- Born: 23 October 1934 (age 90) Paris
- Awards: Wolf Foundation Prize in Physics (1986)

= Albert J. Libchaber =

Albert Joseph Libchaber (born 23 October 1934, Paris) is a Detlev W. Bronk Professor at The Rockefeller University. He won the Wolf Prize in Physics in 1986. In 1999 he received the Prix des Trois Physiciens from the Fondation de France.

==Education==
Albert J. Libchaber graduated with a bachelor's degree in mathematics from the University of Paris in 1956 and an Ingénieur des Telecommunications from the Ecole Nationale Supérieure des Telecommunications in 1958. He earned a master of science degree in physics from the University of Illinois in 1959, under the supervision of John Bardeen and his doctoral degree from the École Normale Supérieure in 1965 under the supervision of Robert Veilex.

==Academic career==

Libchaber was a member of the Laboratoire de Physique des Solides of the École Normale Supérieure until 1982 then professor at the University of Chicago from 1983 to 1991. He left Chicago and became a professor of physics at Princeton University in 1991. In the same year, the NEC Research Institute in Princeton named him a fellow and, in 1993, he became the James S. McDonnell Distinguished University Professor at Princeton. He joined the faculty at The Rockefeller University in 1994.

==Research==
Albert Libchaber made major contributions in experimental condensed matter physics.
In particular, he carried out the first experimental observation of the bifurcation cascade that leads to chaos and turbulence in convective Rayleigh–Bénard systems. Using microbolometers engraved in the convective cell he was able to observe temperature fluctuations without perturbing the environment.
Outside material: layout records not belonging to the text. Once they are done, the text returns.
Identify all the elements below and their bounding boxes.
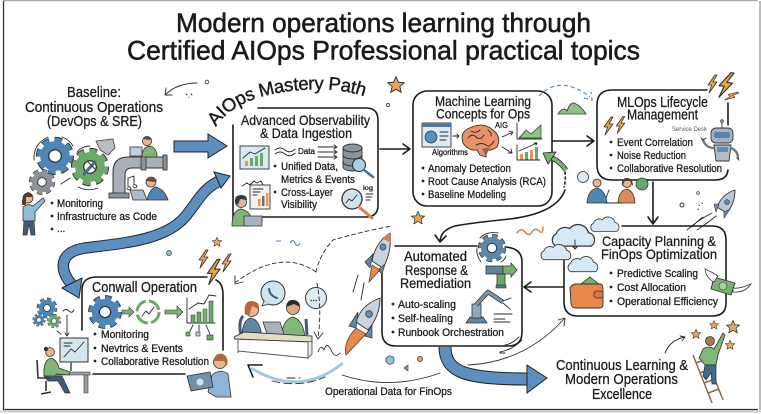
icon: lightning left <box>604 116 625 135</box>
mlops bullets <box>610 137 722 175</box>
arrow: curved blue loop <box>62 172 230 298</box>
observability heading: & Data Ingestion <box>260 125 352 141</box>
capacity heading: Capacity Planning & <box>602 233 717 249</box>
heading: continuous learning: Modern Operations <box>565 371 678 388</box>
panel: machine learning <box>413 91 552 206</box>
automated bullets: Auto-scaling <box>398 299 456 311</box>
heading: continuous learning <box>556 357 688 403</box>
decorative stars and dots <box>167 77 425 371</box>
arrow: mlops to capacity <box>648 182 658 224</box>
observability bullets: Cross-Layer <box>281 187 333 199</box>
arrow: observability to machine learning <box>380 144 410 154</box>
AIG label and arrows: AIG <box>495 121 508 130</box>
machine learning bullets: Anomaly Detection <box>428 163 511 175</box>
icon: t-pipe with arrow <box>486 263 517 288</box>
title: Certified AIOps Professional practical topics <box>127 36 640 66</box>
automated border <box>382 246 522 346</box>
arrow: blue swoosh under meeting <box>248 363 343 384</box>
icon: algorithm window: Algorithms <box>432 148 468 157</box>
capacity border <box>564 226 726 316</box>
icon: engineer with laptop, top <box>130 136 157 157</box>
icon: data flow: Data <box>298 147 316 156</box>
observability bullets <box>274 161 355 211</box>
arrow: big blue to continuous learning <box>445 347 547 393</box>
title <box>127 8 640 66</box>
icon: woman turning gear <box>22 192 45 235</box>
icon: report <box>242 181 270 209</box>
icon: clock gear <box>477 233 506 262</box>
heading: mastery path: AIOps Mastery Path <box>209 76 366 128</box>
automated heading: Automated <box>404 248 467 264</box>
machine learning bullets <box>422 163 546 201</box>
mlops bullets: Event Correlation <box>617 137 693 149</box>
icon: log magnifier <box>342 186 373 218</box>
arrow: baseline to observability <box>174 134 227 158</box>
icon: process flow <box>92 299 183 325</box>
heading: continuous learning: Excellence <box>592 386 652 403</box>
icon: robot <box>701 120 739 161</box>
panel: baseline <box>22 84 168 235</box>
icon: woman with laptop <box>232 195 262 226</box>
conwall heading: Conwall Operation <box>92 279 197 296</box>
baseline bullets: ... <box>57 224 65 235</box>
baseline heading: Baseline: <box>67 84 121 101</box>
machine learning heading <box>435 93 531 122</box>
icon: green line chart <box>517 123 542 139</box>
icon: orange squiggle <box>517 227 543 234</box>
panel: conwall operation <box>82 277 223 374</box>
observability border <box>233 108 378 220</box>
icon: team meeting at desk: ... <box>310 293 318 303</box>
capacity bullets: Cost Allocation <box>617 282 686 294</box>
automated heading: Remediation <box>400 275 471 291</box>
observability heading <box>241 112 370 141</box>
automated heading <box>400 248 471 291</box>
icon: lightning top <box>708 71 739 104</box>
machine learning border <box>413 91 552 206</box>
service desk label: Service Desk <box>672 126 708 133</box>
icon: brain <box>462 125 499 157</box>
mlops border <box>597 90 728 180</box>
capacity bullets <box>610 268 718 308</box>
capacity heading: FinOps Optimization <box>601 246 717 262</box>
baseline bullets <box>51 198 157 235</box>
icon: data flow <box>275 145 337 159</box>
arrow: long line to automated response <box>564 172 565 187</box>
title: Modern operations learning through <box>176 8 591 38</box>
icon: pipe <box>96 139 167 198</box>
label: operational data: Operational Data for FinOps <box>325 386 452 398</box>
capacity heading <box>601 233 717 262</box>
arrow: small return arrow top <box>165 80 209 98</box>
panel: automated response <box>382 233 522 346</box>
icon: conwall chart <box>186 295 216 340</box>
conwall bullets: Nevtrics & Events <box>101 343 183 355</box>
icon: winged money <box>705 269 751 295</box>
mlops heading: MLOps Lifecycle <box>617 94 708 111</box>
icon: engineer with laptop, bottom <box>130 177 168 200</box>
mlops heading <box>617 94 708 124</box>
icon: dashboard chart <box>240 146 269 169</box>
icon: clouds <box>541 217 619 272</box>
icon: robot arm <box>466 292 512 323</box>
machine learning bullets: Root Cause Analysis (RCA) <box>428 176 546 188</box>
icon: team meeting at desk <box>234 281 326 358</box>
arrow: capacity to automated <box>524 282 563 292</box>
capacity bullets: Operational Efficiency <box>617 296 718 308</box>
icon: person on ladder with stars <box>665 320 740 403</box>
automated bullets: Runbook Orchestration <box>398 327 504 339</box>
icon: wallet <box>570 277 603 308</box>
conwall bullets <box>94 329 209 368</box>
baseline bullets: Infrastructure as Code <box>57 211 157 223</box>
panel: observability <box>232 108 378 226</box>
icon: support people with phones <box>578 172 648 203</box>
mlops heading: Management <box>627 106 699 124</box>
icon: green hill <box>558 103 586 114</box>
observability bullets: Visibility <box>281 199 317 211</box>
conwall border <box>82 277 223 374</box>
arrow: machine learning to mlops <box>553 136 594 146</box>
icon: rockets <box>318 233 391 355</box>
machine learning heading: Machine Learning <box>435 93 531 109</box>
icon: lightning conwall <box>199 250 231 285</box>
icon: gears <box>32 137 105 192</box>
arrow: green return arrow <box>543 152 566 170</box>
baseline heading: (DevOps & SRE) <box>47 113 142 130</box>
icon: rocket top right <box>680 190 735 230</box>
observability bullets: Unified Data, <box>281 161 338 173</box>
arrow: thin curve to capacity <box>468 318 565 365</box>
observability bullets: Metrics & Events <box>281 174 355 186</box>
baseline bullets: Monitoring <box>57 198 103 210</box>
conwall bullets: Collaborative Resolution <box>101 356 209 368</box>
machine learning bullets: Baseline Modeling <box>428 189 506 201</box>
icon: bar chart <box>517 143 540 160</box>
automated bullets <box>392 299 504 339</box>
mlops bullets: Noise Reduction <box>617 150 686 162</box>
arrow: dashed loops around meeting <box>235 226 392 339</box>
capacity bullets: Predictive Scaling <box>617 268 698 280</box>
conwall bullets: Monitoring <box>101 329 149 341</box>
panel: capacity planning <box>541 217 751 316</box>
label: operational data <box>325 373 452 398</box>
machine learning heading: Concepts for Ops <box>436 106 530 122</box>
arrow: dashed blue arc <box>539 85 592 100</box>
icon: database with magnifier <box>343 144 373 177</box>
baseline heading: Continuous Operations <box>25 99 163 116</box>
mlops bullets: Collaborative Resolution <box>617 163 722 175</box>
panel: mlops <box>597 71 739 180</box>
icon: man with tablet <box>187 354 231 397</box>
icon: log magnifier: log <box>363 186 373 192</box>
icon: operator at desk <box>34 300 90 394</box>
heading: continuous learning: Continuous Learning & <box>556 357 688 374</box>
automated heading: Response & <box>405 262 469 278</box>
automated bullets: Self-healing <box>398 313 453 325</box>
baseline heading <box>25 84 163 130</box>
observability heading: Advanced Observability <box>241 112 370 128</box>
In this way, he clearly observed the bifurcations that lead to chaos: period doubling, possibly accompanied by locking of several incommensurate frequencies. The theoretical predictions of Mitchell Feigenbaum were thus entirely confirmed. His first work was done on 4He; later he used mercury, in which an applied magnetic field provides an additional degree of freedom. The experiment is so perfect that it can measure quantitatively the Feigenbaum critical exponents that characterize the cascade to chaos. For this achievement, he was awarded the Wolf Prize in Physics in 1986, along with Mitchell J. Feigenbaum, "for his brilliant experimental demonstration of the transition to turbulence and chaos in dynamical systems".

Since the 1990s, Albert Libchaber's research has been primarily in biology, from the viewpoints of physics and nonlinear dynamics.